Reith leva la tête vers le ciel. Les nuages s’amoncelaient, masquant les étoiles.
— Pour ma part, si je passe la nuit au sec, je serai bien content.
Ils tirèrent leur bateau sur la plage, le retournèrent et s’abritèrent sous la voile. La pluie commença à tomber, éteignant le feu et formant de petites mares qui s’infiltraient sous l’embarcation.
Enfin, l’aube se leva, trouble et grise. À midi, les nuages se déchirèrent. On mit le bateau à l’eau, on rechargea les provisions et on repartit en direction du sud.
Le fleuve s’élargissait toujours et ses berges n’étaient plus que deux traits sombres. Ils ne s’arrêtèrent qu’à la tombée de la nuit. Le crépuscule était un chaos d’ors, de noirs et de bistres. Les voyageurs cherchèrent un endroit où aborder. La rive n’était qu’une succession de plaques de vase. Enfin, alors que les ténèbres s’épaississaient, ils repérèrent une langue de sable où ils bivouaquèrent.
Le lendemain, ils entrèrent dans la région des marais. Là, le Jinga se ramifiait en une douzaine de bras au cours paresseux serpentant parmi des îlots recouverts de joncs, et les cinq compagnons se virent forcés de passer la nuit dans leur étroite embarcation. Le lendemain, en fin de journée, ils arrivèrent en vue d’une sorte de digue déclive, chaussée de schiste gris en dents de scie, assise sur des îlots rocheux et qui traversait le marécage. Dans un passé remontant à la nuit des temps, l’une ou l’autre des peuplades du vieux Tschaï avait utilisé ces îlots comme enrochements pour étayer le glacis à présent effondré. Les voyageurs dressèrent leur camp sur le plus grand d’entre eux. Ils mangèrent le poisson séché et les lentilles moisies que leur avaient fournis les Hoch Hars.
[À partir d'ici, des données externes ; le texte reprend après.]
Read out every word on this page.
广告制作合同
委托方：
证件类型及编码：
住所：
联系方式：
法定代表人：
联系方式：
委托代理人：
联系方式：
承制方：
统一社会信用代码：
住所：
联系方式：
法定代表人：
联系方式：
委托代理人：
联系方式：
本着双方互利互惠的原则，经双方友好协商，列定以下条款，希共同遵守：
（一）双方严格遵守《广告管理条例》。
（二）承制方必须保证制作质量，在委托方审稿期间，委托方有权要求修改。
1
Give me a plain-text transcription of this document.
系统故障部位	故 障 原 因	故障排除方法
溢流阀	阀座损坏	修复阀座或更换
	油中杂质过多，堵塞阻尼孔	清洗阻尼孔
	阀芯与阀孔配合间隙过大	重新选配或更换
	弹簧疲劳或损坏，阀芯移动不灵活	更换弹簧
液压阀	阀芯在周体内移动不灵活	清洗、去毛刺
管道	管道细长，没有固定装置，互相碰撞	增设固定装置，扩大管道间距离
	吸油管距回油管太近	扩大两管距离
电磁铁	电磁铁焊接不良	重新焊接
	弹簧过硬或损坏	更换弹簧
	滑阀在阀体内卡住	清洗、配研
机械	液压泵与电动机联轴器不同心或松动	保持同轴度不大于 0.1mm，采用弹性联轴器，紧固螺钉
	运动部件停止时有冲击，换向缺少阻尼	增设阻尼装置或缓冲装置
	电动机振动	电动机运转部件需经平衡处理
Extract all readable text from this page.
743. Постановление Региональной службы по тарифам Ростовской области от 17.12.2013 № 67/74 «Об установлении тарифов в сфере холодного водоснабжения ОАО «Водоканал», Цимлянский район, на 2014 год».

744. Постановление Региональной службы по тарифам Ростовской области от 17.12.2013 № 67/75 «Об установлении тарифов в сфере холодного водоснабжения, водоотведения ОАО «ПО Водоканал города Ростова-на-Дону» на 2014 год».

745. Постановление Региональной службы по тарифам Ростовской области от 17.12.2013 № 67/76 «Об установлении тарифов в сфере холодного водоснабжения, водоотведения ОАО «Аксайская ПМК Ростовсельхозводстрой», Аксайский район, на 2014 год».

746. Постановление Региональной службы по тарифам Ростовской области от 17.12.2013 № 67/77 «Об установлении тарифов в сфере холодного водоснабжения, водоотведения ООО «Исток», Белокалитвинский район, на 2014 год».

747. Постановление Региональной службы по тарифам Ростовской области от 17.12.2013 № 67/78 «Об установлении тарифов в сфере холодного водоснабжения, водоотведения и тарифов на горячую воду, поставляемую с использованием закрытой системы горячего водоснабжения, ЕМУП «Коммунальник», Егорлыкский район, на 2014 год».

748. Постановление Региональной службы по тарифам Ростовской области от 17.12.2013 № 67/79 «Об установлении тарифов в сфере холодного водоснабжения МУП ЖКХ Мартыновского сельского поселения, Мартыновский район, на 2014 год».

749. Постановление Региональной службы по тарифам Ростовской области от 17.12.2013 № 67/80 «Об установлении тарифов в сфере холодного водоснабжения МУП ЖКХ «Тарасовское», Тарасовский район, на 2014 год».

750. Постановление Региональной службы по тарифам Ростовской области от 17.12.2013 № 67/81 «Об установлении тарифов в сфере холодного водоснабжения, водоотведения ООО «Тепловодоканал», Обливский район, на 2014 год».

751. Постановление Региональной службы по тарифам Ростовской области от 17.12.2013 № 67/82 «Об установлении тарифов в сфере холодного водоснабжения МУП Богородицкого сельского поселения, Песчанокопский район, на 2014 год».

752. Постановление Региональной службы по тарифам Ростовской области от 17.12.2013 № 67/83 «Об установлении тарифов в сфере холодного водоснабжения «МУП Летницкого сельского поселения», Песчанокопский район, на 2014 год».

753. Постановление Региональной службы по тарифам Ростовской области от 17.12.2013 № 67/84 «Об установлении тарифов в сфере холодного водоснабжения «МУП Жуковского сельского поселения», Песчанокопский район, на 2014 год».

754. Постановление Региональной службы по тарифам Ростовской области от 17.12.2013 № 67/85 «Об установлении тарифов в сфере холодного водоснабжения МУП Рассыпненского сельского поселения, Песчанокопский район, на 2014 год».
Traz, qui avait l’air nerveux, fit le tour de l’îlot et grimpa en haut du promontoire le plus élevé pour observer longuement l’ancienne jetée. Reith, que l’inquiétude manifeste de l’adolescent mettait mal à l’aise, l’y rejoignit.
— Vois-tu quelque chose ?
— Non, rien.
Le Terrien examina le paysage. Le mauve sombre du ciel, la masse des autres îlots se reflétaient dans l’eau. Tous deux retournèrent auprès du feu de camp et Reith organisa un tour de garde.
Il se réveilla à l’aube et réalisa instantanément que personne ne l’avait appelé pour prendre la relève. Il remarqua alors que le bateau n’était plus là et il secoua Traz à qui avait été attribuée la première veille.
— Qui t’a relevé ?
— Helsse.
— Il ne m’a pas appelé. Et la barque a disparu.
— Lui aussi, murmura Traz.
C’était vrai. Traz désigna du doigt l’îlot le plus proche.
— Le bateau est là, Helsse a eu envie de faire une petite promenade nocturne.
Reith alla jusqu’au rivage et appela :
— Helsse ! Helsse !
Il n’y eut pas de réponse. Et Helsse était invisible.
Le Terrien calcula la distance à laquelle se trouvait l’esquif. L’eau était lisse et opaque comme de l’ardoise. Il hocha la tête. L’embarcation se trouvait à moins de quarante mètres. Alors ? Était-ce un piège ?
Il prit dans sa sacoche le rouleau de corde qui avait fait partie de son matériel de survie, y attacha une pierre et la lança en direction de la barque mais la manqua. Il l’avait lancée trop court. Quand il la hala, elle se raidit soudain et frémit au contact de quelque chose de vivant.
Reith fit une grimace. Il recommença l’opération et, cette fois, l’extrémité lestée du filin tomba à l’intérieur de l’esquif, qui s’ébranla quand il exerça une traction.
Il se rendit à son bord jusqu’à l’îlot voisin, en compagnie de Traz, mais ne trouva aucune trace d’Helsse. Cependant, il découvrit sous un rocher l’entrée d’un boyau en pente douce qui s’enfonçait dans le sol. Traz y plongea la tête, écouta, renifla. Il fit signe à son compagnon de l’imiter. Le Terrien perçut une odeur fétide – on aurait dit un nid de vers de terre. Il appela d’une voix sourde :
— Helsse ! (Et recommença, plus fort :) Helsse !
Mais ce fut en vain.
Les deux compagnons rejoignirent les autres.
— On dirait que c’est un tour des Pnume, murmura Reith.
Ils mangèrent en silence et, indécis, attendirent fébrilement une bonne heure. Enfin, ils rechargèrent sans hâte le bateau et levèrent l’ancre. Tourné vers l’arrière, Reith scruta l’îlot de son sondoscope jusqu’à ce qu’il fût hors de vue.